Clarification at the beginning: This is not a homework assignment of any kind; it’s just me, as someone with a non-quantitative background, trying to familiarise myself with this topic out of personal interest.
I’m playing around a little in Excel to learn about linear regression. I understand the basic idea that regression aims to find the coefficients that define the best function to calculate predicted values for the dependent variable on the basis of the values of the independent variables, with “best” meaning that function that has the lowest overall error. But I wonder how this can be used if some of my variables are of a non-quantitative nature. As I understand it, it is, in principle, possible to define dummy variables whereby qualitative categories are assigned a numerical value, and that value is then treated, in the model, like any other variable.
To illustrate what I mean, here’s an example: Suppose I wanted to build a model that predicts the purchase price of a house on the basis of variables such as the number of rooms or the year the house was built. So far, this is all quantitative data, so no problem; I can put that data into an Excel spreadsheet and tell Excel to give me the coefficients for the linear regression model. Now suppose I also want to take into account a yes/no issue, e.g. whether the house has aircon (which doesn’t go without saying where I live) or not. I can now add another variable “aircon”, set it to 1 for houses that are airconditioned and 0 for those that aren’t, and expand my model accordingly, right? And the coefficient for this variable will be the average price difference between a house with airconditioning and one without, all else equal, right? This would be methodologically sound?

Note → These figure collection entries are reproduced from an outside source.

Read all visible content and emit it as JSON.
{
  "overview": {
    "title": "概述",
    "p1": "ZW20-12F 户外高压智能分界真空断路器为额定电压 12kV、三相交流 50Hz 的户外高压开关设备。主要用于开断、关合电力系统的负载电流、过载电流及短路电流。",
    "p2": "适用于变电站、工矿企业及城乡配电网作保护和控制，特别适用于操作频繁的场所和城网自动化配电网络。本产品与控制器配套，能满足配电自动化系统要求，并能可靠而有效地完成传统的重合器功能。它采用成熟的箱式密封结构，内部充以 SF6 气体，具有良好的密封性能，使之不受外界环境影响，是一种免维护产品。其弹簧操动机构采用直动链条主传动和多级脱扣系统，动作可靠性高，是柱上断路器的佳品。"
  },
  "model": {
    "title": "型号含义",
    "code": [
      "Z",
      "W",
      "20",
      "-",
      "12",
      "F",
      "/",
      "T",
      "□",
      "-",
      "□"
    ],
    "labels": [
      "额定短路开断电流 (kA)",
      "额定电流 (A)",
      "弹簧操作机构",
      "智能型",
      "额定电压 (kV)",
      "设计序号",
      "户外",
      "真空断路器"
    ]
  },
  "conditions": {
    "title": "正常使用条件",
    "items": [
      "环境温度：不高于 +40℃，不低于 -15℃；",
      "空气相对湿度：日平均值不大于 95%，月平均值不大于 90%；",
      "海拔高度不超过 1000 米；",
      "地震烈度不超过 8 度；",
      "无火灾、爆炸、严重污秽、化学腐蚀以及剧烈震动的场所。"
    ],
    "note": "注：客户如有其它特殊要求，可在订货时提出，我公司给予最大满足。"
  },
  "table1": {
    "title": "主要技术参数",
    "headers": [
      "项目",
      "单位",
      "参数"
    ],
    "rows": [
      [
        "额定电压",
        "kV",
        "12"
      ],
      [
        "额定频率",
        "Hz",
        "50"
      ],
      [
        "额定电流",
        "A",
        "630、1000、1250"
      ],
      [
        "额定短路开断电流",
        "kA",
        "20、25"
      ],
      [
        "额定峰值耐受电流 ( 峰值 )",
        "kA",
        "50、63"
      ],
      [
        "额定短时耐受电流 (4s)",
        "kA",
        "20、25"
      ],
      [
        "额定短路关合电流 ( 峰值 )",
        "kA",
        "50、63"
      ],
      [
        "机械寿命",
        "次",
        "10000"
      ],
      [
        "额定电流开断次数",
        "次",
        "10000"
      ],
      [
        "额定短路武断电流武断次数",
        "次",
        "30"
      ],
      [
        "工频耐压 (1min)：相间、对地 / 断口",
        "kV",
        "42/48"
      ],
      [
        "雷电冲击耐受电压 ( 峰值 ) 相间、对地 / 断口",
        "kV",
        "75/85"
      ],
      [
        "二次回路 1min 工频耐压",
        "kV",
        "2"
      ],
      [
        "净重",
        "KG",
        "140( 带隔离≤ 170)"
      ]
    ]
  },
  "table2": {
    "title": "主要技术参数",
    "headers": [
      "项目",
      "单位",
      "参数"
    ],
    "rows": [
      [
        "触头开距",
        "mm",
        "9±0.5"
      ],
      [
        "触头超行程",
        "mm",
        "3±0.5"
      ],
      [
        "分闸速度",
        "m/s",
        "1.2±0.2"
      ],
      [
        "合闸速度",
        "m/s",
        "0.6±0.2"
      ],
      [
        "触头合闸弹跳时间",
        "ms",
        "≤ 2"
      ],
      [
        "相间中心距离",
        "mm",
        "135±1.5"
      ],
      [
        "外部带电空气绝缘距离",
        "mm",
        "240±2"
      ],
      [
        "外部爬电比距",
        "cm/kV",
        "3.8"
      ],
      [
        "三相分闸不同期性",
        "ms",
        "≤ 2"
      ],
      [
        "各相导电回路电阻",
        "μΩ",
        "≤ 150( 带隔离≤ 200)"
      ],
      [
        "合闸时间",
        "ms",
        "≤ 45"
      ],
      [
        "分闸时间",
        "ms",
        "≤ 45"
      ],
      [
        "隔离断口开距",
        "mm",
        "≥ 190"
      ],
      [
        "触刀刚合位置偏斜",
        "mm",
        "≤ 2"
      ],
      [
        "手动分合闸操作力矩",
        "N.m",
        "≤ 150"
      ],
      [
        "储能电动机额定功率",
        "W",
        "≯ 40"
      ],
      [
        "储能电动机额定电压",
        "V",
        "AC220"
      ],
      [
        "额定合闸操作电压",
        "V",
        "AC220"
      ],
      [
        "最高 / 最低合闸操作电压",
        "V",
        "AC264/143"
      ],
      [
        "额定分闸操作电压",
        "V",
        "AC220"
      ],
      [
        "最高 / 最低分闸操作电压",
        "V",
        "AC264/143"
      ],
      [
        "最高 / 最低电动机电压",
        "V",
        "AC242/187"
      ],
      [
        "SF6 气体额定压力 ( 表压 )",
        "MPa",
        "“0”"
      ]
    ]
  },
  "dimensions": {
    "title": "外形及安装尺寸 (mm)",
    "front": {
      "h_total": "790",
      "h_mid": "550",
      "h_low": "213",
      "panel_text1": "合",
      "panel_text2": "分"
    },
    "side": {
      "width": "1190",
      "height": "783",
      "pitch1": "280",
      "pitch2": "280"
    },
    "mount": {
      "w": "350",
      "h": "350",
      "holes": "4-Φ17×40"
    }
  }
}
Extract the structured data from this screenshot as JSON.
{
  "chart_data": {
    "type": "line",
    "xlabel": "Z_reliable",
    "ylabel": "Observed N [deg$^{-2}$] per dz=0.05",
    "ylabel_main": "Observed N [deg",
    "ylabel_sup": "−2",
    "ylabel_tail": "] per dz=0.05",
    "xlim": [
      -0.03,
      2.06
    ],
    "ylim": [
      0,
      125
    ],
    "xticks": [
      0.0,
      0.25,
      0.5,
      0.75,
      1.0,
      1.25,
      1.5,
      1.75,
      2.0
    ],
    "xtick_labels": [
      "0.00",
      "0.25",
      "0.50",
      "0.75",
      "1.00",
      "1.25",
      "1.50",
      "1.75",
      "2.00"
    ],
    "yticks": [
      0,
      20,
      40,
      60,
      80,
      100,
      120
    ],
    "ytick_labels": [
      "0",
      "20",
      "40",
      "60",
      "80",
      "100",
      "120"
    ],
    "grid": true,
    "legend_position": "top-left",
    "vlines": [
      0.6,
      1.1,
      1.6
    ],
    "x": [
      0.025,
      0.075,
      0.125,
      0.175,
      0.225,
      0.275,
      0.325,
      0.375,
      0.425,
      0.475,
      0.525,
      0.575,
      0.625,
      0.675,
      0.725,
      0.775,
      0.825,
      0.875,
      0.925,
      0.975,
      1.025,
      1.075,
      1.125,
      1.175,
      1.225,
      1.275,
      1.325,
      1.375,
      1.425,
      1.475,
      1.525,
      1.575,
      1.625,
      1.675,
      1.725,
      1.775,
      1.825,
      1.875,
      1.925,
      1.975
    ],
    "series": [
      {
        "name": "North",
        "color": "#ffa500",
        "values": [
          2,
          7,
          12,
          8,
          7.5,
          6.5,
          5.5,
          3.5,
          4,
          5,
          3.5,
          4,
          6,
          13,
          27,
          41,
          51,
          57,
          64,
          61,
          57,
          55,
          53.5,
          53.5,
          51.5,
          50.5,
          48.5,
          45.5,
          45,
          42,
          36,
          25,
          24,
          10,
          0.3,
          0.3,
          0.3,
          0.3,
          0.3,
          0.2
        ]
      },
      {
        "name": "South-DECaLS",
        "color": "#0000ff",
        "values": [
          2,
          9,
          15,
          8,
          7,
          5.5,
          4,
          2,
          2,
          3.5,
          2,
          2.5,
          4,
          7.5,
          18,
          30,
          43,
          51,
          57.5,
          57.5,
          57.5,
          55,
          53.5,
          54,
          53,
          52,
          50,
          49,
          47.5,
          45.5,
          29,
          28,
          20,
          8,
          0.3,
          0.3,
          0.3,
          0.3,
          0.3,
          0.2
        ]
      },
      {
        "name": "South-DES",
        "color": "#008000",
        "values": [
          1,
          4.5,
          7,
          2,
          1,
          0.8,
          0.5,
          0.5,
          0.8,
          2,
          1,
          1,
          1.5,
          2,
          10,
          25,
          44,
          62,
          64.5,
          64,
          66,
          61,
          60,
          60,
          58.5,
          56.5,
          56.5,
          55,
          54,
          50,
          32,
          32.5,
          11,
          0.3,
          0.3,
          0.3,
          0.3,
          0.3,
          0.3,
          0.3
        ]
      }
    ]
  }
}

Now suppose I also want to take location into account. Following the same logic as above, I might say that the city I’m looking at has, say, five different neightbourhoods, at prices differ between them. I could now assign a number from 1 through 5 for each neighbourhood, add a variable “location” which is set, for each house, to the number of its neighbourhood, and expand the model accordingly? Somehow, I have a feeling that this would produce garbage. The numbers for the neightbourhoods don’t have any actual numerical meaning; being in neighbourhood 4 isn’t twice as good as being in neighbourhood 2, it’s simply that 4 and 2 happen to be the names I allocated to the neighbourhoods. Am I right?